Se a “Laudato Si´”, respondeu
com o conceito de ecologia integral aos desafios das alterações climáticas, em
pleno debate que levou ao Acordo de Paris, agora propõem-se ao mundo
marcado pela pandemia conceitos fundamentais como a fraternidade e a amizade
social, numa encíclica social em modo de texto universal, que não nos deixa indiferentes,
antes permite antever que dele não sairemos ilesos – “murro no estômago” a
apertar o coração e envergonhar a razão. E a académica adverte que, apesar da pertinência
do tema em tempo de pandemia, Francisco escreveria esta Carta ao mundo em algum
momento do pontificado, pois como ele diz, “as questões relacionadas com a
fraternidade e a amizade social sempre estiveram entre as minhas preocupações” (FT 5). Por isso, a
encíclica é um contributo para a reflexão sobre a crise dramática de
fraternidade, que é crise dramática de humanidade, almejando “um sonho novo de
fraternidade e amizade social” (FT 6) motivador do ser humano para modos benfazejos de habitar
e fazer o mundo e modos benfazejos de ser mundo.

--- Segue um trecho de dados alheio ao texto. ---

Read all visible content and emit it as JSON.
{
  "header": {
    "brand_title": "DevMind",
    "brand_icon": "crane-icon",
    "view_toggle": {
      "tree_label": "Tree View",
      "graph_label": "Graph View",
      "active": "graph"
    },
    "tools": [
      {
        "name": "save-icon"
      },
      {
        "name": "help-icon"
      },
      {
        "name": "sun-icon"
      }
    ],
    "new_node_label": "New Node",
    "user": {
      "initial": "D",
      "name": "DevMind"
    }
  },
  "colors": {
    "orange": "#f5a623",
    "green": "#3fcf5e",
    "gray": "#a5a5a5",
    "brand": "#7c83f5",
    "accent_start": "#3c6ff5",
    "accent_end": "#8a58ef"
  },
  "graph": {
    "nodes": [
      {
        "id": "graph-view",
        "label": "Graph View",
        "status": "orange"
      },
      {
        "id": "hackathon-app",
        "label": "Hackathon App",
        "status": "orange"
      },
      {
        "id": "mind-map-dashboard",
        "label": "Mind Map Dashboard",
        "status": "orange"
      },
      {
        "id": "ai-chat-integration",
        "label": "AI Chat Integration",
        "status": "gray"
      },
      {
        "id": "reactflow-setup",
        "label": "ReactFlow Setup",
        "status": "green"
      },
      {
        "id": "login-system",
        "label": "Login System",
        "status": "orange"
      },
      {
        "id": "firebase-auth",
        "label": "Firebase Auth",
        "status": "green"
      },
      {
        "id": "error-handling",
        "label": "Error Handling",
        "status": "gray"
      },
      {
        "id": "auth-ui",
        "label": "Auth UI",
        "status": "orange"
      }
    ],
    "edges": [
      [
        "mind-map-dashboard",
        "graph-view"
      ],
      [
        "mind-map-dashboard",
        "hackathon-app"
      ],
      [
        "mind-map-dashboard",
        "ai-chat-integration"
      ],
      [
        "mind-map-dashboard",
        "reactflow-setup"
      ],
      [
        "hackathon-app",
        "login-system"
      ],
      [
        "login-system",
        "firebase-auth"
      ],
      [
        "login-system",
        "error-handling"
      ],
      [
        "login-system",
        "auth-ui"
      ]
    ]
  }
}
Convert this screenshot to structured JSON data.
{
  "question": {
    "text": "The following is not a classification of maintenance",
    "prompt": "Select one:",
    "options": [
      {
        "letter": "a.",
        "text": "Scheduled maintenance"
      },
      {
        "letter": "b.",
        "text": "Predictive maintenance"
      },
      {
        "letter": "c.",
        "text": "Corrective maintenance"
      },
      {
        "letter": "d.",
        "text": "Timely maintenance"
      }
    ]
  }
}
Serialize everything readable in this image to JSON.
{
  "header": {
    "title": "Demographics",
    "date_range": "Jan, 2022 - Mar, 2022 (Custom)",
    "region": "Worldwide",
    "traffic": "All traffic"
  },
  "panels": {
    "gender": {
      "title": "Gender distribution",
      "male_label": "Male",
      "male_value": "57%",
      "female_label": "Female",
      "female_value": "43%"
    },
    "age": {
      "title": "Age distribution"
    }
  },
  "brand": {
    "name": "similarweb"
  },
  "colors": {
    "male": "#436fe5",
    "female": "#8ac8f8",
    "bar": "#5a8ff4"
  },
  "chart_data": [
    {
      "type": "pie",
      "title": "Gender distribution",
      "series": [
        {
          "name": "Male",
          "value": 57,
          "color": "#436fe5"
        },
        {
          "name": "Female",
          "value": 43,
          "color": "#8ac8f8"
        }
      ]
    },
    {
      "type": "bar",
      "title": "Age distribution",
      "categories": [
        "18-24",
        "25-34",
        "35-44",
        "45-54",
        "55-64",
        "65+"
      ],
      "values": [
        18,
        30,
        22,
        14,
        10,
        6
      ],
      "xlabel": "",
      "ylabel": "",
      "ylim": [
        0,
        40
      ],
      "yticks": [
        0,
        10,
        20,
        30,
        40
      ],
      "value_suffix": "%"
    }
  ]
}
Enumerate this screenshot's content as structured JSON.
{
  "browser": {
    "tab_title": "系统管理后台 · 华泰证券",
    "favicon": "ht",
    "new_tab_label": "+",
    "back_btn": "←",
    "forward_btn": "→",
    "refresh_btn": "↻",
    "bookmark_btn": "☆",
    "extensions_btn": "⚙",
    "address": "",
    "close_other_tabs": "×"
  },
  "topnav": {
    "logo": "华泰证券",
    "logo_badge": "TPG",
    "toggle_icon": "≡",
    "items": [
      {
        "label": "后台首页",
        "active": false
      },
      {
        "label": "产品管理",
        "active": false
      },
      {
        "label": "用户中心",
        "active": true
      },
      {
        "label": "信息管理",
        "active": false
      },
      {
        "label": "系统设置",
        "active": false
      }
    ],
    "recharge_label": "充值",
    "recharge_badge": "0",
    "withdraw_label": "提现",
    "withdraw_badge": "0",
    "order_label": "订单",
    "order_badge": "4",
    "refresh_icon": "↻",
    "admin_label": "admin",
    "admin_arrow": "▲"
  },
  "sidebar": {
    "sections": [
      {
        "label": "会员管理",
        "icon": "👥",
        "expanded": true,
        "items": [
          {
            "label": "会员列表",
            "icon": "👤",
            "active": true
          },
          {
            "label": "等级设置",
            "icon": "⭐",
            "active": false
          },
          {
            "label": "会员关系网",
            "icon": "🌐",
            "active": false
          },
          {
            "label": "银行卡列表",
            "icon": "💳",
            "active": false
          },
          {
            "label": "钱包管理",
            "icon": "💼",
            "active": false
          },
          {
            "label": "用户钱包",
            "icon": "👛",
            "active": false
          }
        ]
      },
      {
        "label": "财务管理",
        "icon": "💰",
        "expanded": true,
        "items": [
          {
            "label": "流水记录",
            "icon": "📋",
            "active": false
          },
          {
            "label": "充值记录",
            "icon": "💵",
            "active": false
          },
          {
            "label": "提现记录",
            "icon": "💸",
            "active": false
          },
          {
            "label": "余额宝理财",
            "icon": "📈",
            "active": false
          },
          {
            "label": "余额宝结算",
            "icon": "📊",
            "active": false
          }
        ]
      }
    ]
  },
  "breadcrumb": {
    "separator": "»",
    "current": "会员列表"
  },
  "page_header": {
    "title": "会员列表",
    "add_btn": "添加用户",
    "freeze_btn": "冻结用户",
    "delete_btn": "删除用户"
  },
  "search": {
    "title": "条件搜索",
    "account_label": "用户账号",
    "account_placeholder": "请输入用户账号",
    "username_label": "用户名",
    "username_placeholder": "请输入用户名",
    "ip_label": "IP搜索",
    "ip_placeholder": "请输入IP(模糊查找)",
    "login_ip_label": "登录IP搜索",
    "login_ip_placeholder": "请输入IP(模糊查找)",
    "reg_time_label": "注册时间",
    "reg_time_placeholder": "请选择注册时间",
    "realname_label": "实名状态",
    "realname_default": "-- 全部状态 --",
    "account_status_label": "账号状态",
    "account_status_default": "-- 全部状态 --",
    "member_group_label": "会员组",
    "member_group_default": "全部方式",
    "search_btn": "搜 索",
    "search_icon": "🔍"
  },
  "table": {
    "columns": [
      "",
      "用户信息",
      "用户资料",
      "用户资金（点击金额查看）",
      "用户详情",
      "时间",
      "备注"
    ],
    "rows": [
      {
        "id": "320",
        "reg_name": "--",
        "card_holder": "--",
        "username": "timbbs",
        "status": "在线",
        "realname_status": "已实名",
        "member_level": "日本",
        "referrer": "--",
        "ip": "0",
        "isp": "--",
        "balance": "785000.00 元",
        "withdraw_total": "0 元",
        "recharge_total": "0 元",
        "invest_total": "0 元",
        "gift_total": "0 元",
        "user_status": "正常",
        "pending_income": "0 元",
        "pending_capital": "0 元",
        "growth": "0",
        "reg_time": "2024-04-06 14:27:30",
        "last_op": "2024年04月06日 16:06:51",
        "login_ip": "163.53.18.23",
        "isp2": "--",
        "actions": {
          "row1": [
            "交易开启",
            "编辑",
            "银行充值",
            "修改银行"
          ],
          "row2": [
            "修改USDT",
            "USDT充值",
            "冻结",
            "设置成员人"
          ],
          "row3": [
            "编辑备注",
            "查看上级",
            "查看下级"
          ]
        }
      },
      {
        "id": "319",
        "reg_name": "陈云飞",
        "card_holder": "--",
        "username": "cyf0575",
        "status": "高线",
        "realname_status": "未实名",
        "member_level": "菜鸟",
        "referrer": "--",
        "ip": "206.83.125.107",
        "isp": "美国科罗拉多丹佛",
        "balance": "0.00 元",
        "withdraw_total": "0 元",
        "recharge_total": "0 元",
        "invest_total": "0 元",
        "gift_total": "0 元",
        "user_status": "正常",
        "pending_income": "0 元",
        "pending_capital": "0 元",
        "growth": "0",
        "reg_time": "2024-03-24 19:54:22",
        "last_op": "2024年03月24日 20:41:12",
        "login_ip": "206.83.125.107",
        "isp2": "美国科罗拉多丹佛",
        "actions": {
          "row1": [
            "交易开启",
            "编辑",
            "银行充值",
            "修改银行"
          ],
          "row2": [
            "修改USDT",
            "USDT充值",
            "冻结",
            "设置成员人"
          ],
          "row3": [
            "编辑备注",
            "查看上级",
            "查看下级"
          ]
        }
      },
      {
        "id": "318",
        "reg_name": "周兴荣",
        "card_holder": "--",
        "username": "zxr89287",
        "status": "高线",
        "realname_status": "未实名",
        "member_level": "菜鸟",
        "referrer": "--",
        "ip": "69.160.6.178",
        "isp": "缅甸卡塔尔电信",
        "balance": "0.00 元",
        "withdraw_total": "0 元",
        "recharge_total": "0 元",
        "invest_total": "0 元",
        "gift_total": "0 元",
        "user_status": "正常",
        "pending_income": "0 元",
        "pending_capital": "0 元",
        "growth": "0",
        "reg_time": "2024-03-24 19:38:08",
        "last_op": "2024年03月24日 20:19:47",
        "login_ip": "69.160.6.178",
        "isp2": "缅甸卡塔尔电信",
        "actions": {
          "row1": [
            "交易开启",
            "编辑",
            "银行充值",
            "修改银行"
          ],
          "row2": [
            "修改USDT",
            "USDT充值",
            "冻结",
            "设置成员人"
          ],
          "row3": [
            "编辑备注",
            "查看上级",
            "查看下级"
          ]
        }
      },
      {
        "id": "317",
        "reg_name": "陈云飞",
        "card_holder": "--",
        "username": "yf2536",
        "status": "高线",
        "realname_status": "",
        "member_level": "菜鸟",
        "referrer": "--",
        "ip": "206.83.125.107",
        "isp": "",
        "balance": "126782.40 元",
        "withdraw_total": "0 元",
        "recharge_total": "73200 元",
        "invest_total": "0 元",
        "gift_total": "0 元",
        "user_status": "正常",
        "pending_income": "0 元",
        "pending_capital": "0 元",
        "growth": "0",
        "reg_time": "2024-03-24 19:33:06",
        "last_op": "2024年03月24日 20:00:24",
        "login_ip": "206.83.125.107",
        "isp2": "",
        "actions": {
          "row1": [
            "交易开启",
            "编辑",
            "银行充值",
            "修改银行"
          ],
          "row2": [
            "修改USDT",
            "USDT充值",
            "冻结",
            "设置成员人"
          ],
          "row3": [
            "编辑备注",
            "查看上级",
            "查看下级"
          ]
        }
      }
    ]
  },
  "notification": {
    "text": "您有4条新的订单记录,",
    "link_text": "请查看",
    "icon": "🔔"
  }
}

É recorrente a preocupação aguda “com as várias formas
atuais de eliminar ou ignorar os outros” (FT 6) nas inúmeras intervenções deste Papa,
intervenções agora transpostas para um âmbito de reflexão mais alargado, que
resulta num corpus organizado em 8
capítulos, 287 parágrafos e 288 notas de rodapé. Cerca de 55% das notas de
rodapé e referências bibliográficas remetem para as múltiplas intervenções papais,
o que nos leva a pensar ser este “o pensamento de Francisco” ou “a Carta que
Francisco sempre desejou enviar a todos os seres humanos, lembrando-lhes:
Somos Todos Irmãos”.
Em tom pedagógico e estilo redacional polimorfo, dá
nome às coisas e fenómenos, não foge aos pormenores, não nos poupa “ao
traumatismo do encontro com as dores do mundo e com as feridas em carne viva da
fraternidade” e, em linguagem afável, mas “interpeladora e frontal”, diz, num
“lamento de irmão ferido”, que “somos analfabetos no acompanhar, cuidar e
sustentar os mais frágeis e vulneráveis das nossas sociedades” (FT 65), “sintomas de uma sociedade enferma”, que “procura construir-se de costas
para o sofrimento” (FT 66). É a voz que destoa “no tom e na tónica”, contra a
maré de “desumanidade que avança inclemente e inconsciente” e que denuncia tudo
o que fecha, reduz, exclui, esconde, apouca e descria o mundo e a humanidade.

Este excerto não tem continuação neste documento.